On March 11, 2020, the WHO declared COVID-19 a global pandemic. By then there had been 121,500 infections and 4,000 deaths in 114 countries. At that time, very few could imagine that a year later the death toll would be 35,000 times higher.
The official COVID-19 figures are shocking: 137 million infected and almost 3 million dead. But the real numbers are much worse. The most probable estimates indicate that to date today there could be at least 183 million infected, of which around 5 million would have died.
Humans have a hard time getting an idea of what those large numbers mean. A few recent words from Joe Biden, the President of the United States, help us better understand the severity of this pandemic: “COVID-19 has already killed more Americans than World War I, World War II, and the Vietnam War combined”. And it’s not over yet.
It is enough to maintain these measures until the infected rate reaches zero. Of course the key is not to relax these measures when the infected drop below 50 cases per 100,000.
Some countries followed this sensible recipe and managed to control the pandemic with very little cost in lives and economy.. It was achieved by rich, technologically advanced countries with a great capacity for innovation like south korea. But so did some of the poorest, most backward countries with the least health infrastructure like Ghana.
That is why it is difficult to understand that countries that are scientifically and technologically advanced, with a high degree of development and with a well-developed health system such as the European Union, the United States or the United Kingdom, carried out such a disastrous management of the situation.
A first wave was followed by the second. Not content with tripping twice on the same rock, we had a third wave.

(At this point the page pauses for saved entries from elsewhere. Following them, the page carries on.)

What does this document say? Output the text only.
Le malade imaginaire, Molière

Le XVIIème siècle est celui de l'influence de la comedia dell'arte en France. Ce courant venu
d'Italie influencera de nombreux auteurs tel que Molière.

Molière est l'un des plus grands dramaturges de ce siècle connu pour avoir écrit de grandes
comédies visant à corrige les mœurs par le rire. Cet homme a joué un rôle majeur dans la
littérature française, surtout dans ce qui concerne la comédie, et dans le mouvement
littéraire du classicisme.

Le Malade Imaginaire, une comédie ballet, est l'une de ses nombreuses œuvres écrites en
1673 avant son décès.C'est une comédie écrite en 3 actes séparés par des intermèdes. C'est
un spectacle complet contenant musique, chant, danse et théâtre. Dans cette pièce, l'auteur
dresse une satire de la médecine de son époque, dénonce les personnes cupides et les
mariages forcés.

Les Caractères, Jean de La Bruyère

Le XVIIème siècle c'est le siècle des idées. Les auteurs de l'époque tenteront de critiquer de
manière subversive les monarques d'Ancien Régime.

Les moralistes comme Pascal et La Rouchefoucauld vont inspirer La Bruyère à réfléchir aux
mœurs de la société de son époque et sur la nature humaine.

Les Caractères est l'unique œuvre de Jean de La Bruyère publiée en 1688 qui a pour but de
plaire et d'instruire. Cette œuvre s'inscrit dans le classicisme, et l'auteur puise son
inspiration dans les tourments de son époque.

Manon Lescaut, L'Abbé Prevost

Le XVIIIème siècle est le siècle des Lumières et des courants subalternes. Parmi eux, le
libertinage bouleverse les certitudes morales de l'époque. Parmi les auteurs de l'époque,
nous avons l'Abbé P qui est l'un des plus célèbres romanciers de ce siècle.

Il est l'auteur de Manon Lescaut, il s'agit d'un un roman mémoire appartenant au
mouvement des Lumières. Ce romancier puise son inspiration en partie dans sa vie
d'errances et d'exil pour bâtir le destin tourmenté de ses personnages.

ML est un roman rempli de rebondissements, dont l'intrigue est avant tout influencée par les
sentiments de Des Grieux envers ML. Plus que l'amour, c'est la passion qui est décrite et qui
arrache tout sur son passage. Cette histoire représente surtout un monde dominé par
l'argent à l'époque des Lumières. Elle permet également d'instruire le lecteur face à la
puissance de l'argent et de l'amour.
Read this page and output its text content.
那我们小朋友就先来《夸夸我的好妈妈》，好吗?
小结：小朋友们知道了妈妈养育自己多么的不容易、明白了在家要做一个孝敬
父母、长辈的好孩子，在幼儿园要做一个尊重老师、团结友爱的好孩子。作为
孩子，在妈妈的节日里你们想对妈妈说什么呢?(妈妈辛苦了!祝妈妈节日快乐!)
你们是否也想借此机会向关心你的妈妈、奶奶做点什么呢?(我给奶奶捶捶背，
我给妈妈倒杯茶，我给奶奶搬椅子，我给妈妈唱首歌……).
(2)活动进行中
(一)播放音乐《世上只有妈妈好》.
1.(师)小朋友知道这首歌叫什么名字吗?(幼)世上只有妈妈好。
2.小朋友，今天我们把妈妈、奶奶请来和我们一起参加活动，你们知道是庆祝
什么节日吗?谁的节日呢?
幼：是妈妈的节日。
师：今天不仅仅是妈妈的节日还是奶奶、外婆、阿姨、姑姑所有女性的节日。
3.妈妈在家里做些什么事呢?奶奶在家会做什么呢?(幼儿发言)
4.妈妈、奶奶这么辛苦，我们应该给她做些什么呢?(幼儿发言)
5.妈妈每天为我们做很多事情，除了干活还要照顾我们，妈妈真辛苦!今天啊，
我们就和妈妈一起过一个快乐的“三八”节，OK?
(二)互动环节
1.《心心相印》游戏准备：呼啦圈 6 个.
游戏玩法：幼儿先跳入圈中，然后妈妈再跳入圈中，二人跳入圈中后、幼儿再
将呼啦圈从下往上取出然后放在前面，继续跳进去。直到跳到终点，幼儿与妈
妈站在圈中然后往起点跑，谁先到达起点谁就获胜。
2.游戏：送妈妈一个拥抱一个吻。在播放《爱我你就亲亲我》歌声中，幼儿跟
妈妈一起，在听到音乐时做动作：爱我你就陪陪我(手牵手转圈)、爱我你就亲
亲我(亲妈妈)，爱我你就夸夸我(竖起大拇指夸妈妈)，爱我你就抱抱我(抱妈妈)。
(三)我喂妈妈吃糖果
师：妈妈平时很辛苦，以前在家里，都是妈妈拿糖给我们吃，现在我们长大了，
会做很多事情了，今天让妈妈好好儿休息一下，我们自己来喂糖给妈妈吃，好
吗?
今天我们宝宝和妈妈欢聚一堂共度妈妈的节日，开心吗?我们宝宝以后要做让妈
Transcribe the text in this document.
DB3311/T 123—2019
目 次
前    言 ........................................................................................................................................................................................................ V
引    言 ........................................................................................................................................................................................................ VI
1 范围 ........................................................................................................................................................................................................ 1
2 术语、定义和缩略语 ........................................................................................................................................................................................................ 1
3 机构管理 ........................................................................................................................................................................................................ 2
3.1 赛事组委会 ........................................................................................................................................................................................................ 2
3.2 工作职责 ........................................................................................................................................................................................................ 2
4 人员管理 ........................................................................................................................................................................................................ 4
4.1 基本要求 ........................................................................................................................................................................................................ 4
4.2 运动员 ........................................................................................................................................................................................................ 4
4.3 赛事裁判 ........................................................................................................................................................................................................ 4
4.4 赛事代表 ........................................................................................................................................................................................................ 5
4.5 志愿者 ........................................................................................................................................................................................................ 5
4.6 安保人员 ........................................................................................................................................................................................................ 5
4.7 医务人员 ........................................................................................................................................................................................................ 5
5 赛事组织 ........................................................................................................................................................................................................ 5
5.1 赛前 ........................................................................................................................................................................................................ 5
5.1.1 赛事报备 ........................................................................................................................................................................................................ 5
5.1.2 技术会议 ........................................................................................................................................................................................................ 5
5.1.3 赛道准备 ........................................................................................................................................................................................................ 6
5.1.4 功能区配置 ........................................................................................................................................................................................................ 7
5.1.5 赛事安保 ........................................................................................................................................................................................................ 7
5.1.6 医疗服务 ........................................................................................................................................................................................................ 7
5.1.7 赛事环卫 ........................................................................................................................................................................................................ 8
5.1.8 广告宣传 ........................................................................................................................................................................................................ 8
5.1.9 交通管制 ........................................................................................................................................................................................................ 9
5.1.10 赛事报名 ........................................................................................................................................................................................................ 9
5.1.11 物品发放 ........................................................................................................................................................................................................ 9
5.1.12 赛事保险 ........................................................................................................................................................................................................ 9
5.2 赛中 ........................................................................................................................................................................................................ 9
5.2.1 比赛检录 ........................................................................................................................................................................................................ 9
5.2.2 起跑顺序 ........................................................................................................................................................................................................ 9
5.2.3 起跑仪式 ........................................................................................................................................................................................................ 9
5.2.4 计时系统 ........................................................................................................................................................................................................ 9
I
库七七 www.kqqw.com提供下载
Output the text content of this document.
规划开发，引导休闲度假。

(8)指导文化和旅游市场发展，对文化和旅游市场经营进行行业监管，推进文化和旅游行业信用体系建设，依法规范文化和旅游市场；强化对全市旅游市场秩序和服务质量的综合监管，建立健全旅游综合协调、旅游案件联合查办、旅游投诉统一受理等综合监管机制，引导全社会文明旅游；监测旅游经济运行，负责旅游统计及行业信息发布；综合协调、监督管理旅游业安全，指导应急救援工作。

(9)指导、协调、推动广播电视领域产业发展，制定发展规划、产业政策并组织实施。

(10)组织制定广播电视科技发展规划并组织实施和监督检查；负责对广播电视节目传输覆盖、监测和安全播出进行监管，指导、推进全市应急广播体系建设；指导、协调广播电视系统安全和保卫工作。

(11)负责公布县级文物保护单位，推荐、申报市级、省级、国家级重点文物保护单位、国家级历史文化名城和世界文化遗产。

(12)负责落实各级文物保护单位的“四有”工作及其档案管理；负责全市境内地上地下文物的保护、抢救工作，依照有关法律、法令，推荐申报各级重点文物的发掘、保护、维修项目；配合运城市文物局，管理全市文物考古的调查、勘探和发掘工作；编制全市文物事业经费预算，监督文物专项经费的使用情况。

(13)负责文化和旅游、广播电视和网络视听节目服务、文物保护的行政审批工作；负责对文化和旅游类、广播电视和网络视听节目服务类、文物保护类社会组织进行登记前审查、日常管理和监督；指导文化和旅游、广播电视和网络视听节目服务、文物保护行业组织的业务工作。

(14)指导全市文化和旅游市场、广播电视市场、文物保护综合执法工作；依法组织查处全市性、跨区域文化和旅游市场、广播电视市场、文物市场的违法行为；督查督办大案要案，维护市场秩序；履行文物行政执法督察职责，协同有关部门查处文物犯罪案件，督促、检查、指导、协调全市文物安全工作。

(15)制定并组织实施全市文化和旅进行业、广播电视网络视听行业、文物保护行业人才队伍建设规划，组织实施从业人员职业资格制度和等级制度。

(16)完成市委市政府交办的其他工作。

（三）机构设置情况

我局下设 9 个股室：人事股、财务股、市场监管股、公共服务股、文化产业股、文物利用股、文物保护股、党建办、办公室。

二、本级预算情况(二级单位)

Now we’re on our way to the fourth wave.
Chen after great efforts we lower the rate of infected, we open our hands prematurely as if, concerned about the extinction of the virus, we insisted on a conservation policy to give SARS-CoV-2 a new chance.
Is our strategy really vaccination?
Given the failure to apply epidemiological restrictions, at this point the European and North American leaders bet on mass vaccination as the only solution viable.
It’s another way to beat the virus, but …
In view of decisions as absurd as the doubts that were sown about the use of the AstraZeneca vaccine, based on the supposed risk of blood clots for those vaccinated, nothing makes us think that the management that our vaccination politicians will make will be less disastrous than the one carried out by applying classical epidemiological measures.
It may even get worse, as the recent North American suspension of the Janssen vaccine shows.
The data leaves no room for doubt. So?
Relying on procedures and bureaucracies suitable for periods of normality, our leaders have shown that they are ignorant of the most elementary of the mathematical theory of costs and benefits.
The bad thing is that after having administered 7.2 million doses, there were 6 cases of thrombi supposedly produced by the vaccine, of which 1 person died.
In the United States, about 31 million people were infected with COVID-19, of which about 565,000 died.
It is good that we have very strict regulations on the safety of medicines and health products. But when it comes to applying it It is not the same that an anti-wrinkle cream causes problems in one in a million people who use it, that this problem occurs with a vaccine that protects against something as catastrophic as COVID-19.
The accounts are resounding: for each person sent to the hospital for a thrombosis with the vaccine, more than 1,000 will be spared ending up in the ICU.
And now despite the enormous improvement in the hospital treatment of COVID-19 patients still just over 20% of the people who come to the hospital die.
Let’s not forget: we are facing an exceptional circumstance. We have to apply exceptional measures. This is no time for timorous regulations and bureaucracies costing millions of lives.
The father of modern pathology was already warning us
The giant of medicine Rudolf Virchow (1821-1902), considered the father of modern pathology, and whose pioneering work saved millions of lives, hit the key to pandemics more than a century ago.
He wrote masterfully that “Epidemics are above all social phenomena that also have some medical aspects.”
Virchow thought that medically speaking, pandemics were not a difficult problem to solve, even with the limited resources of the medicine of his time.
I knew that the classic measures of social distancing, contagion tracking, isolation, hygiene and restriction of activities in closed spaces, applied urgently since rates of 5 infections per 100,000 inhabitants were reached and maintained continuously until the extinction of the infectious agent were enough by themselves to keep pandemics under control.
But he was extremely suspicious, with good reason, of most politicians. The great Virchow he was convinced that politicians in general ended up being the best ally of pandemics by using them as a weapon against their adversaries.
His words were prophetic. 16 years after his death, a flu pandemic devastated the world, causing 50 million deaths. Unfortunately in light of what is happening today, Virchow’s argument remains flawless.
Eddie is an Australian news reporter with over 9 years in the industry and has published on Forbes and tech crunch.